The rest happened so fast Lady remembered it as a flash. A flash of a hand in motion, a flash of steel that caught the light as it flew across the table, a flash of Collum’s one eye staring at her, wide open in aggrieved protest, light glistening in a cascade of blood streaming out both sides of the blade that sliced his carotid artery. Then the sounds. The muffled sound of the gun hitting the thick, much-too-expensive carpet. The splash of blood landing on the table. Collum’s deep gurgle as his left eye extinguished. Jack’s one quavering sob.
And she remembered the cards. Not the ace, not the six. But the king of hearts. And, half in shadow, the queen of spades. Both sprayed with Ernest Collum’s blood.
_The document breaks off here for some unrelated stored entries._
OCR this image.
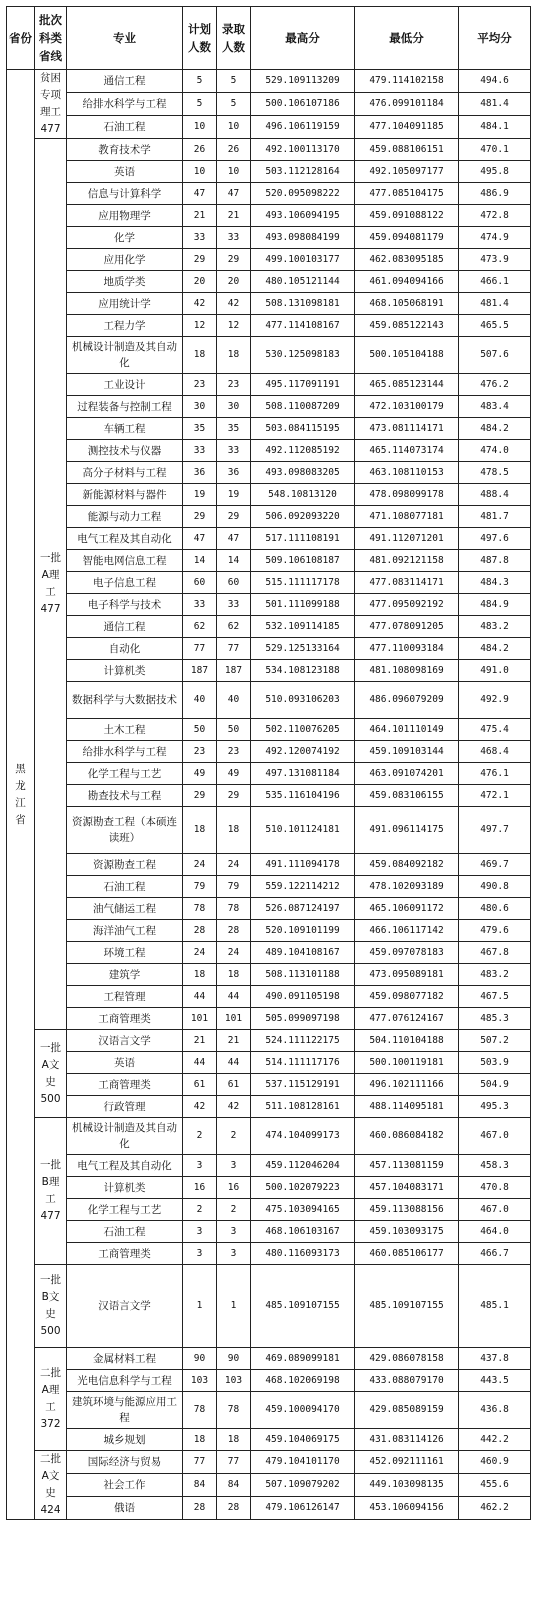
省份	批次科类省线	专业	计划人数	录取人数	最高分	最低分	平均分
黑龙江省	贫困专项理工477	通信工程	5	5	529.109113209	479.114102158	494.6
		给排水科学与工程	5	5	500.106107186	476.099101184	481.4
		石油工程	10	10	496.106119159	477.104091185	484.1
	一批A理工477	教育技术学	26	26	492.100113170	459.088106151	470.1
		英语	10	10	503.112128164	492.105097177	495.8
		信息与计算科学	47	47	520.095098222	477.085104175	486.9
		应用物理学	21	21	493.106094195	459.091088122	472.8
		化学	33	33	493.098084199	459.094081179	474.9
		应用化学	29	29	499.100103177	462.083095185	473.9
		地质学类	20	20	480.105121144	461.094094166	466.1
		应用统计学	42	42	508.131098181	468.105068191	481.4
		工程力学	12	12	477.114108167	459.085122143	465.5
		机械设计制造及其自动化	18	18	530.125098183	500.105104188	507.6
		工业设计	23	23	495.117091191	465.085123144	476.2
		过程装备与控制工程	30	30	508.110087209	472.103100179	483.4
		车辆工程	35	35	503.084115195	473.081114171	484.2
		测控技术与仪器	33	33	492.112085192	465.114073174	474.0
		高分子材料与工程	36	36	493.098083205	463.108110153	478.5
		新能源材料与器件	19	19	548.10813120	478.098099178	488.4
		能源与动力工程	29	29	506.092093220	471.108077181	481.7
		电气工程及其自动化	47	47	517.111108191	491.112071201	497.6
		智能电网信息工程	14	14	509.106108187	481.092121158	487.8
		电子信息工程	60	60	515.111117178	477.083114171	484.3
		电子科学与技术	33	33	501.111099188	477.095092192	484.9
		通信工程	62	62	532.109114185	477.078091205	483.2
		自动化	77	77	529.125133164	477.110093184	484.2
		计算机类	187	187	534.108123188	481.108098169	491.0
		数据科学与大数据技术	40	40	510.093106203	486.096079209	492.9
		土木工程	50	50	502.110076205	464.101110149	475.4
		给排水科学与工程	23	23	492.120074192	459.109103144	468.4
		化学工程与工艺	49	49	497.131081184	463.091074201	476.1
		勘查技术与工程	29	29	535.116104196	459.083106155	472.1
		资源勘查工程（本硕连读班）	18	18	510.101124181	491.096114175	497.7
		资源勘查工程	24	24	491.111094178	459.084092182	469.7
		石油工程	79	79	559.122114212	478.102093189	490.8
		油气储运工程	78	78	526.087124197	465.106091172	480.6
		海洋油气工程	28	28	520.109101199	466.106117142	479.6
		环境工程	24	24	489.104108167	459.097078183	467.8
		建筑学	18	18	508.113101188	473.095089181	483.2
		工程管理	44	44	490.091105198	459.098077182	467.5
		工商管理类	101	101	505.099097198	477.076124167	485.3
	一批A文史500	汉语言文学	21	21	524.111122175	504.110104188	507.2
		英语	44	44	514.111117176	500.100119181	503.9
		工商管理类	61	61	537.115129191	496.102111166	504.9
		行政管理	42	42	511.108128161	488.114095181	495.3
	一批B理工477	机械设计制造及其自动化	2	2	474.104099173	460.086084182	467.0
		电气工程及其自动化	3	3	459.112046204	457.113081159	458.3
		计算机类	16	16	500.102079223	457.104083171	470.8
		化学工程与工艺	2	2	475.103094165	459.113088156	467.0
		石油工程	3	3	468.106103167	459.103093175	464.0
		工商管理类	3	3	480.116093173	460.085106177	466.7
	一批B文史500	汉语言文学	1	1	485.109107155	485.109107155	485.1
	二批A理工372	金属材料工程	90	90	469.089099181	429.086078158	437.8
		光电信息科学与工程	103	103	468.102069198	433.088079170	443.5
		建筑环境与能源应用工程	78	78	459.100094170	429.085089159	436.8
		城乡规划	18	18	459.104069175	431.083114126	442.2
	二批A文史424	国际经济与贸易	77	77	479.104101170	452.092111161	460.9
		社会工作	84	84	507.109079202	449.103098135	455.6
		俄语	28	28	479.106126147	453.106094156	462.2
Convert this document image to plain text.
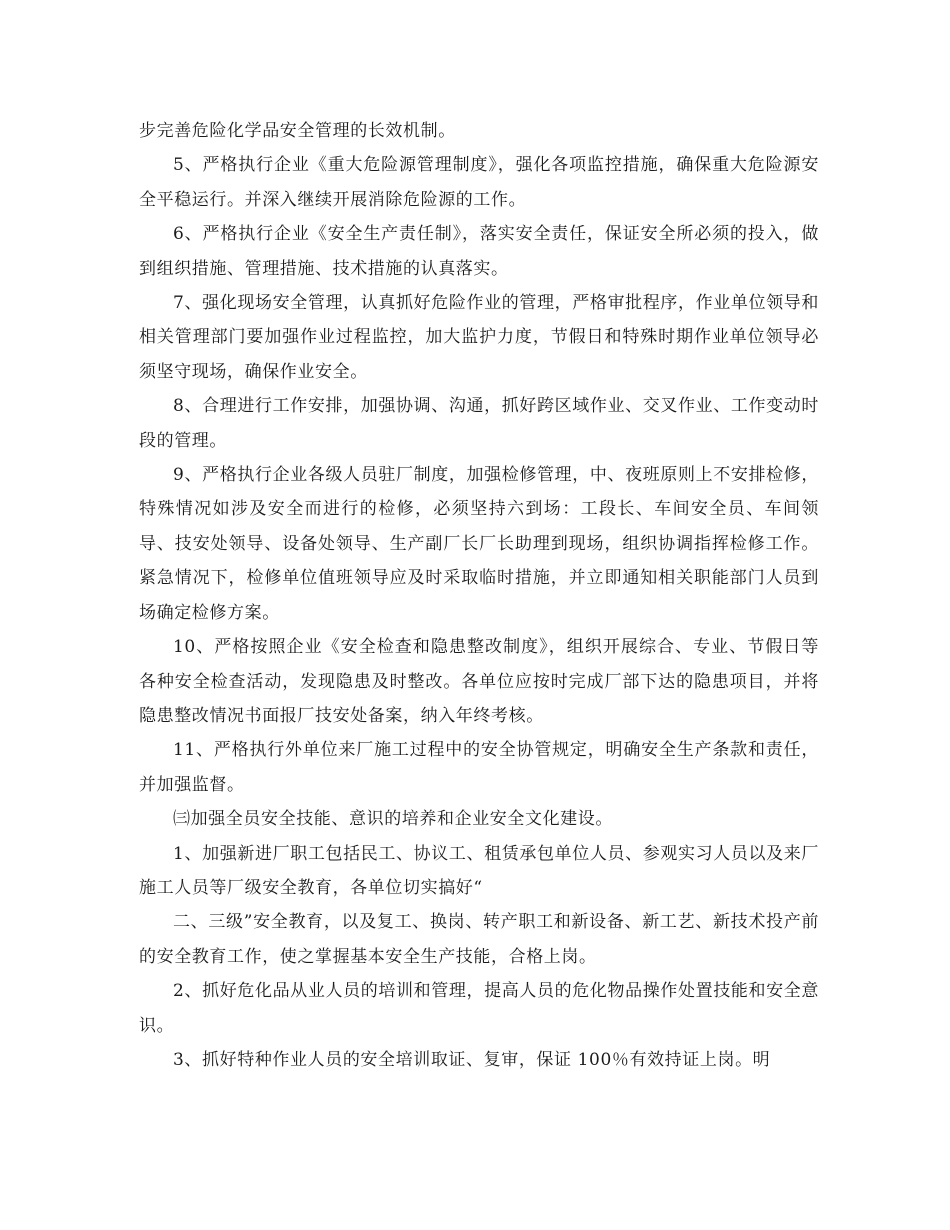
步完善危险化学品安全管理的长效机制。

5、严格执行企业《重大危险源管理制度》，强化各项监控措施，确保重大危险源安全平稳运行。并深入继续开展消除危险源的工作。

6、严格执行企业《安全生产责任制》，落实安全责任，保证安全所必须的投入，做到组织措施、管理措施、技术措施的认真落实。

7、强化现场安全管理，认真抓好危险作业的管理，严格审批程序，作业单位领导和相关管理部门要加强作业过程监控，加大监护力度，节假日和特殊时期作业单位领导必须坚守现场，确保作业安全。

8、合理进行工作安排，加强协调、沟通，抓好跨区域作业、交叉作业、工作变动时段的管理。

9、严格执行企业各级人员驻厂制度，加强检修管理，中、夜班原则上不安排检修，特殊情况如涉及安全而进行的检修，必须坚持六到场：工段长、车间安全员、车间领导、技安处领导、设备处领导、生产副厂长厂长助理到现场，组织协调指挥检修工作。紧急情况下，检修单位值班领导应及时采取临时措施，并立即通知相关职能部门人员到场确定检修方案。

10、严格按照企业《安全检查和隐患整改制度》，组织开展综合、专业、节假日等各种安全检查活动，发现隐患及时整改。各单位应按时完成厂部下达的隐患项目，并将隐患整改情况书面报厂技安处备案，纳入年终考核。

11、严格执行外单位来厂施工过程中的安全协管规定，明确安全生产条款和责任，并加强监督。

㈢加强全员安全技能、意识的培养和企业安全文化建设。

1、加强新进厂职工包括民工、协议工、租赁承包单位人员、参观实习人员以及来厂施工人员等厂级安全教育，各单位切实搞好“

二、三级”安全教育，以及复工、换岗、转产职工和新设备、新工艺、新技术投产前的安全教育工作，使之掌握基本安全生产技能，合格上岗。

2、抓好危化品从业人员的培训和管理，提高人员的危化物品操作处置技能和安全意识。

3、抓好特种作业人员的安全培训取证、复审，保证 100％有效持证上岗。明
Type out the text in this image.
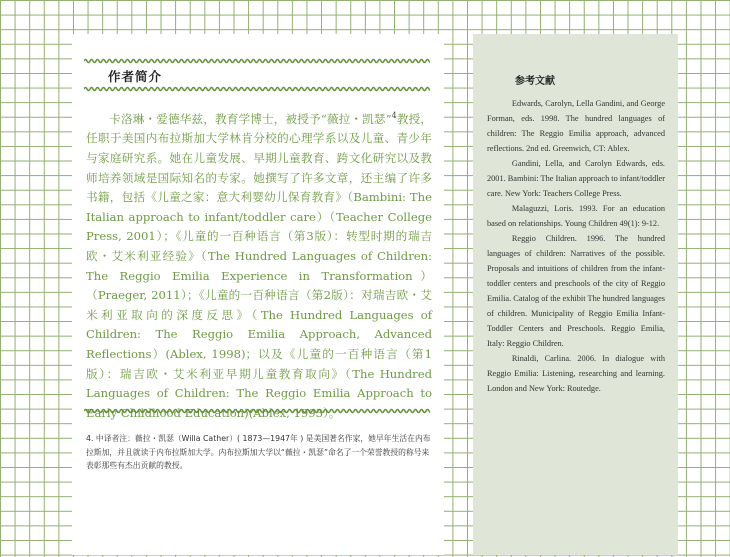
作者简介
卡洛琳・爱德华兹，教育学博士，被授予“薇拉・凯瑟”$^4$教授，任职于美国内布拉斯加大学林肯分校的心理学系以及儿童、青少年与家庭研究系。她在儿童发展、早期儿童教育、跨文化研究以及教师培养领域是国际知名的专家。她撰写了许多文章，还主编了许多书籍，包括《儿童之家：意大利婴幼儿保育教育》（Bambini: The Italian approach to infant/toddler care）（Teacher College Press, 2001）；《儿童的一百种语言（第3版）：转型时期的瑞吉欧・艾米利亚经验》（The Hundred Languages of Children: The Reggio Emilia Experience in Transformation）（Praeger, 2011）；《儿童的一百种语言（第2版）：对瑞吉欧・艾米利亚取向的深度反思》（The Hundred Languages of Children: The Reggio Emilia Approach, Advanced Reflections）(Ablex, 1998)；以及《儿童的一百种语言（第1版）：瑞吉欧・艾米利亚早期儿童教育取向》（The Hundred Languages of Children: The Reggio Emilia Approach to Early Childhood Education)(Ablex, 1993）。
4. 中译者注：薇拉・凯瑟（Willa Cather）( 1873—1947年 ) 是美国著名作家，她早年生活在内布拉斯加，并且就读于内布拉斯加大学。内布拉斯加大学以“薇拉・凯瑟”命名了一个荣誉教授的称号来表彰那些有杰出贡献的教授。
参考文献

Edwards, Carolyn, Lella Gandini, and George Forman, eds. 1998. The hundred languages of children: The Reggio Emilia approach, advanced reflections. 2nd ed. Greenwich, CT: Ablex.

Gandini, Lella, and Carolyn Edwards, eds. 2001. Bambini: The Italian approach to infant/toddler care. New York: Teachers College Press.

Malaguzzi, Loris. 1993. For an education based on relationships. Young Children 49(1): 9-12.

Reggio Children. 1996. The hundred languages of children: Narratives of the possible. Proposals and intuitions of children from the infant-toddler centers and preschools of the city of Reggio Emilia. Catalog of the exhibit The hundred languages of children. Municipality of Reggio Emilia Infant-Toddler Centers and Preschools. Reggio Emilia, Italy: Reggio Children.

Rinaldi, Carlina. 2006. In dialogue with Reggio Emilia: Listening, researching and learning. London and New York: Routedge.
They came in wearing their black uniforms, quick, soundless, obeying his every sign. They didn’t touch Collum; they led out a sobbing Jack. She pushed away an offer of help. Sat looking at the young head of SWAT, who leaned back in his chair looking content. Like someone thinking he had taken the last trick.
‘Collum will take the last trick,’ she said.
‘What?’
‘Unless we find it.’
‘Find what?’
‘Didn’t you hear what he said? After dispatching you three to hell and blowing this place sky-high.’
He stared at her for a couple of seconds, first with surprise, then with something else. Acknowledgement. Respect. Then shouted, ‘Ricardo! There’s a bomb!’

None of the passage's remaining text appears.